March 22, 1948: President Truman writes to his brother Vivian Truman regarding Palestine: “I think the proper thing to do, and the thing I have been doing, is to do what I think is right and let them all go to hell.”

March 25, 1948: President Truman says at a press conference that a United Nations trusteeship for Palestine would be only a temporary measure, intended to establish the peaceful conditions that would be the essential foundation for a final political settlement. He says that trusteeship is not a substitute for partition.

April 11, 1948: President Truman’s friend Eddie Jacobson enters the White House unnoticed by the East Gate and meets with Truman. Jacobson recorded of this meeting: “He reaffirmed, very strongly, the promises he had made to Dr. Weizmann and to me; and he gave me permission to tell Dr. Weizmann so, which I did. It was at this meeting that I also discussed with the President the vital matter of recognizing the new state, and to this he agreed with a whole heart.”

May 12, 1948: President Truman meets in the Oval Office with Secretary of State George Marshall, Under Secretary of State Robert Lovett, Counsel to the President Clark Clifford and several others to discuss the Palestine situation. Clifford argues in favor of recognizing the new Jewish state in accordance with the United Nations resolution of November 29, 1947. Marshall opposes Clifford’s arguments, and contends they are based on domestic political considerations. He says that if Truman follows Clifford’s advice and recognizes the Jewish state, then he (Marshall) would vote against Truman in the election. Truman does not clearly state his views in the meeting.

May 12, 13, and 14, 1948: Counsel to the President Clark Clifford and Under Secretary of State Robert Lovett discuss the different views held in the White House and the State Department regarding whether the United States should recognize the Jewish state. Lovett reports to Clifford on May 14 that Marshall will neither support nor oppose Truman’s plan to recognize the Jewish state, that he will stay out of the entire matter.

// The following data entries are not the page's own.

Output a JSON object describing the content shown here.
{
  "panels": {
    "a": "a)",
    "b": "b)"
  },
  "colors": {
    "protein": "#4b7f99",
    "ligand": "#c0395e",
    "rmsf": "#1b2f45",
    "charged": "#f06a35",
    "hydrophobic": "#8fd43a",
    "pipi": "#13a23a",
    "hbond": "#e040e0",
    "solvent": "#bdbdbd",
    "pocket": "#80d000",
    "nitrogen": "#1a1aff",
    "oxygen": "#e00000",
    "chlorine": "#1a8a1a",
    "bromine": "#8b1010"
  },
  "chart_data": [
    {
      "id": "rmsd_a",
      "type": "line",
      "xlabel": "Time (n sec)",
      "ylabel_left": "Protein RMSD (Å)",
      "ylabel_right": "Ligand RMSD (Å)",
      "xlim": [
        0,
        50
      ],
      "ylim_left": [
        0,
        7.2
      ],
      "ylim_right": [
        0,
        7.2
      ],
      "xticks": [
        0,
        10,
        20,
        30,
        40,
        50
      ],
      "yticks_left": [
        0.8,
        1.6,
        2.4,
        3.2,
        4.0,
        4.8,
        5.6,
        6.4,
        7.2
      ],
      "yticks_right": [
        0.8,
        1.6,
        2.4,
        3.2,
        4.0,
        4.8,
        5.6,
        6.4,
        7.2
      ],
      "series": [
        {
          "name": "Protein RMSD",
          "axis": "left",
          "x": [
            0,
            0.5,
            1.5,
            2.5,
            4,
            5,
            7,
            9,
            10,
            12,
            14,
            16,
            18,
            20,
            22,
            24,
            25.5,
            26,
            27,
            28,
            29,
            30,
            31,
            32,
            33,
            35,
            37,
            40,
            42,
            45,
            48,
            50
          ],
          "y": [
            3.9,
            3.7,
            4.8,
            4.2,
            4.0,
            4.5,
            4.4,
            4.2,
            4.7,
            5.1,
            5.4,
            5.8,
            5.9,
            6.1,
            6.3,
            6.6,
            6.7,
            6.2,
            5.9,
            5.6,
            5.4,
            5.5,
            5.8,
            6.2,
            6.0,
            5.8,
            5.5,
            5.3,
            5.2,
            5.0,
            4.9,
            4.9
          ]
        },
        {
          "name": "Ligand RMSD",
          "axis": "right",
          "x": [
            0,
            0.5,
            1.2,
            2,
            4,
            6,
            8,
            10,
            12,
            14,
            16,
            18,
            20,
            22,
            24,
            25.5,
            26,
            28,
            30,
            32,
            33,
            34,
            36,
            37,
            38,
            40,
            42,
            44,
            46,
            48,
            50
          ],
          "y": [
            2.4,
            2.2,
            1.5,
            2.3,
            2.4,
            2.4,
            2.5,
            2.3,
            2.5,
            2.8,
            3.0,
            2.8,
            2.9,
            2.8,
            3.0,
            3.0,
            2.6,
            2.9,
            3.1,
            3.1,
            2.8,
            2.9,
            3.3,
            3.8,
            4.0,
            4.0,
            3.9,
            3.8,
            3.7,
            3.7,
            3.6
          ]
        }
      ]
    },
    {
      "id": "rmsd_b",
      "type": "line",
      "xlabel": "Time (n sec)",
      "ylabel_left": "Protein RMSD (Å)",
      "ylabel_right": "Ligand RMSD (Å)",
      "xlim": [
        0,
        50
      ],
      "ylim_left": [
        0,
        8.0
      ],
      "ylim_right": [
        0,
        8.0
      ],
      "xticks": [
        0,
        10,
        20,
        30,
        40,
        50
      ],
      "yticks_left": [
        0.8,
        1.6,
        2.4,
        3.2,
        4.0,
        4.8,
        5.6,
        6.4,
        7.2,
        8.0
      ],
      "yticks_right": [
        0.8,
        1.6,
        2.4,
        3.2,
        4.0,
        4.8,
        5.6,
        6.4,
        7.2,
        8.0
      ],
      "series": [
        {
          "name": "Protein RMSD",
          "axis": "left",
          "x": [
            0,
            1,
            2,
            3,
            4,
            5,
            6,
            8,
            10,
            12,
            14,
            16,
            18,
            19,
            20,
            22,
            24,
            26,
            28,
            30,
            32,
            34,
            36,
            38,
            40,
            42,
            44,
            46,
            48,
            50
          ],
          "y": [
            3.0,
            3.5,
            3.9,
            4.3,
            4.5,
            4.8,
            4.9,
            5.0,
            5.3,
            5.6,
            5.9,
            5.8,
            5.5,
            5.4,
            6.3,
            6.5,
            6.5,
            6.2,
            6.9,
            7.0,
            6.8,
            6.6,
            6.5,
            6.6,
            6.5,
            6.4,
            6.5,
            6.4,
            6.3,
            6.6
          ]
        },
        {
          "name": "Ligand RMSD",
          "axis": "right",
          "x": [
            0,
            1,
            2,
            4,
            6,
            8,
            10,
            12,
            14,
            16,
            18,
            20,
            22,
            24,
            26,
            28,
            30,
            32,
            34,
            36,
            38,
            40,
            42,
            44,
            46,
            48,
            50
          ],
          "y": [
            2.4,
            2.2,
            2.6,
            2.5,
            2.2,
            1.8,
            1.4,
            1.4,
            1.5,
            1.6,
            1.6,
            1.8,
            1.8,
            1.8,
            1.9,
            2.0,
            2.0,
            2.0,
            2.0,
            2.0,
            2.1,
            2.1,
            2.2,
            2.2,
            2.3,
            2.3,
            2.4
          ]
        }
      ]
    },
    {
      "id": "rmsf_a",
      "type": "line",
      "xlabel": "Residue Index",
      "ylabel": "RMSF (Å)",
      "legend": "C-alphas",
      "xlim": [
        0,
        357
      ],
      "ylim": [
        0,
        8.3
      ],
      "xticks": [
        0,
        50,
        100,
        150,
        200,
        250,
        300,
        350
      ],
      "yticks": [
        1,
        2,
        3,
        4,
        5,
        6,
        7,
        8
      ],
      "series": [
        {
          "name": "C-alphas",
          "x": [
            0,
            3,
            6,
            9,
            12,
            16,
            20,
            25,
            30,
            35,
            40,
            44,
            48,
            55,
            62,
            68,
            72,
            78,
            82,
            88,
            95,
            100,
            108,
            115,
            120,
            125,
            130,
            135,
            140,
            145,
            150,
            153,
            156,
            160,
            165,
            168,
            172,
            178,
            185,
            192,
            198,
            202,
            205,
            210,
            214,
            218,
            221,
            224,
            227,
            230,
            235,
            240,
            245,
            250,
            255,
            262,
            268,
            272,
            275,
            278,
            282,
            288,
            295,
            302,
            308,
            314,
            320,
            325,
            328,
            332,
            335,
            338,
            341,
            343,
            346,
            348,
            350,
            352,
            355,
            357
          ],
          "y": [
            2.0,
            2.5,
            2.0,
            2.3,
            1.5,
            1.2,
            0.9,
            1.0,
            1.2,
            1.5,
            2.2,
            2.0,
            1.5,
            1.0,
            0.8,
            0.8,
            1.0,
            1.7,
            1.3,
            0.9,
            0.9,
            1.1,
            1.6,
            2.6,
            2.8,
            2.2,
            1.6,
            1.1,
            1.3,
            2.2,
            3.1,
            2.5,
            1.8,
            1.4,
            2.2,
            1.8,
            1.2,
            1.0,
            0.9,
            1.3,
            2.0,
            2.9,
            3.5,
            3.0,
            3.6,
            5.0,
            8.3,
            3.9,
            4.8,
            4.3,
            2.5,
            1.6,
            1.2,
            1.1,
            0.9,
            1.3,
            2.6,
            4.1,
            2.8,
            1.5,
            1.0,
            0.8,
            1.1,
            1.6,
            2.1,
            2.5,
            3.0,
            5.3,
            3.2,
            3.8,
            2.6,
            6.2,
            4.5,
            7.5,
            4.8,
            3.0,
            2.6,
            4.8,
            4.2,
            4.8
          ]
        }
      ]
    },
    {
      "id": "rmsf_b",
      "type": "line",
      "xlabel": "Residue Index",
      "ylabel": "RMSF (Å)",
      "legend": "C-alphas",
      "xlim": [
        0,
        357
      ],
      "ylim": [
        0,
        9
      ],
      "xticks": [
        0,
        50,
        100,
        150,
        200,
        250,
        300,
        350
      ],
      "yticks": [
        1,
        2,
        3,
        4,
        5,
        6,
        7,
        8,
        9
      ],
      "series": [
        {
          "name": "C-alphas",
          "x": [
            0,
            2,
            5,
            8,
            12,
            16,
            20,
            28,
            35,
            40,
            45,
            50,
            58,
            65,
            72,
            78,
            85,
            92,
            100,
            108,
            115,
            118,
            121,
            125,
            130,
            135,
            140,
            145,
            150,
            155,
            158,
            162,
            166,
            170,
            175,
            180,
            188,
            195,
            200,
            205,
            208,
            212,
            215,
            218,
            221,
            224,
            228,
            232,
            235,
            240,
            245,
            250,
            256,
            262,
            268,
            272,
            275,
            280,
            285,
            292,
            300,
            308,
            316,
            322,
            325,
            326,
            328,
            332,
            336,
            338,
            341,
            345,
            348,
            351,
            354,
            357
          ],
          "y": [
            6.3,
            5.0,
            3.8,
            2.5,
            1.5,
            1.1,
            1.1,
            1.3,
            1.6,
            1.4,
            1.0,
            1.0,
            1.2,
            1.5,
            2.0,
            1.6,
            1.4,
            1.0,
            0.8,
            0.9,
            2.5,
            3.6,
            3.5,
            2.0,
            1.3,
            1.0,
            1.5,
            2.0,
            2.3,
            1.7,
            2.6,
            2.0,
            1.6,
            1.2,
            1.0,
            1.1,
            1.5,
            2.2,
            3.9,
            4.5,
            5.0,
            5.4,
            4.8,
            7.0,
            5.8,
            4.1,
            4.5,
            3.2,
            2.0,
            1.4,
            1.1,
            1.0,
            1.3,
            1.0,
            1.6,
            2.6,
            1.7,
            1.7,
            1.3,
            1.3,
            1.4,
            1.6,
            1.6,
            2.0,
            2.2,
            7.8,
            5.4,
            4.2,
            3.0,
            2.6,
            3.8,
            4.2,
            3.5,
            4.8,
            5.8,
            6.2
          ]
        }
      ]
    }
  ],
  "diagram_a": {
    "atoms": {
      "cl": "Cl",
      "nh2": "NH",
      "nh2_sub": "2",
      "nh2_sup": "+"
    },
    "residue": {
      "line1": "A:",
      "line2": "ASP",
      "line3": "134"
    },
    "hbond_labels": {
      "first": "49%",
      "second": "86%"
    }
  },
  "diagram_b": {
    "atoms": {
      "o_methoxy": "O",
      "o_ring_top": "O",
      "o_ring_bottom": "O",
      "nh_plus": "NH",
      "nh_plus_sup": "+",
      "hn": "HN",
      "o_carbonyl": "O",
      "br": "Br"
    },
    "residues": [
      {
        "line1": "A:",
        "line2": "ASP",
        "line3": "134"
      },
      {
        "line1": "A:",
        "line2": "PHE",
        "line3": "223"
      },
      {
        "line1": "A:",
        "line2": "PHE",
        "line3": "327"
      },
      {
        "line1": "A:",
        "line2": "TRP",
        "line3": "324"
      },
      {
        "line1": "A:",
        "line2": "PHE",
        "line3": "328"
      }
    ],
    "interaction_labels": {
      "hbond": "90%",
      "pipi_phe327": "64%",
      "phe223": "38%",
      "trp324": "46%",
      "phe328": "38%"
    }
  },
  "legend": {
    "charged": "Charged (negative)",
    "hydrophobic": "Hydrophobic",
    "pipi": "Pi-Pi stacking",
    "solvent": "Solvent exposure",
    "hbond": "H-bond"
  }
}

May 13, 1948: Chaim Weizmann, president of the Jewish Agency for Palestine and the World Zionist Organization, writes to President Truman: “I deeply hope that the United States, which under your leadership has done so much to find a just solution [to the Palestine situation], will promptly recognize the Provisional Government of the new Jewish state. The world, I think, would regard it as especially appropriate that the greatest living democracy should be the first to welcome the newest into the family of nations.”

May 14, 1948: late morning eastern standard time (late afternoon in Palestine): David Ben-Gurion, Israel’s first prime minister, reads a “Declaration of Independence,” which proclaims the existence of a Jewish state called Israel beginning on May 15, 1948, at 12:00 midnight Palestine time (6:00 p.m., May 14, 1948,eastern standard time).

May 14, 1948, 6 p.m. eastern standard time (12:00 midnight in Palestine): The British mandate for Palestine expires, and the state of Israel comes into being.

May 14, 1948, 6:11 p.m. eastern standard time: The United States recognizes Israel on a de facto basis. The White House issues the following statement: “This Government has been informed that a Jewish state has been proclaimed in Palestine, and recognition has been requested by the provisional government thereof. The United States recognizes the provisional government as the de facto authority of the State of Israel.” To see a color copy of this document click here.

May 14, 1948, shortly after 6:11 p.m. eastern standard time: United States representative to the United Nations Warren Austin leaves his office at the United Nations and goes home. Secretary of State Marshall sends a State Department official to the United Nations to prevent the entire United States delegation from resigning.

May 15, 1948: On May 15, 1948, the Arab states issued their response statement and Egypt, Syria, Jordan, Lebanon and Iraq attack Israel.

January 25, 1949: A permanent government takes office in Israel following popular elections.

January 31, 1949: The United States recognizes Israel on a de jure basis.

February 24 to July 20, 1949: Israel signs armistice agreements with Egypt, Lebanon, Jordan and Syria.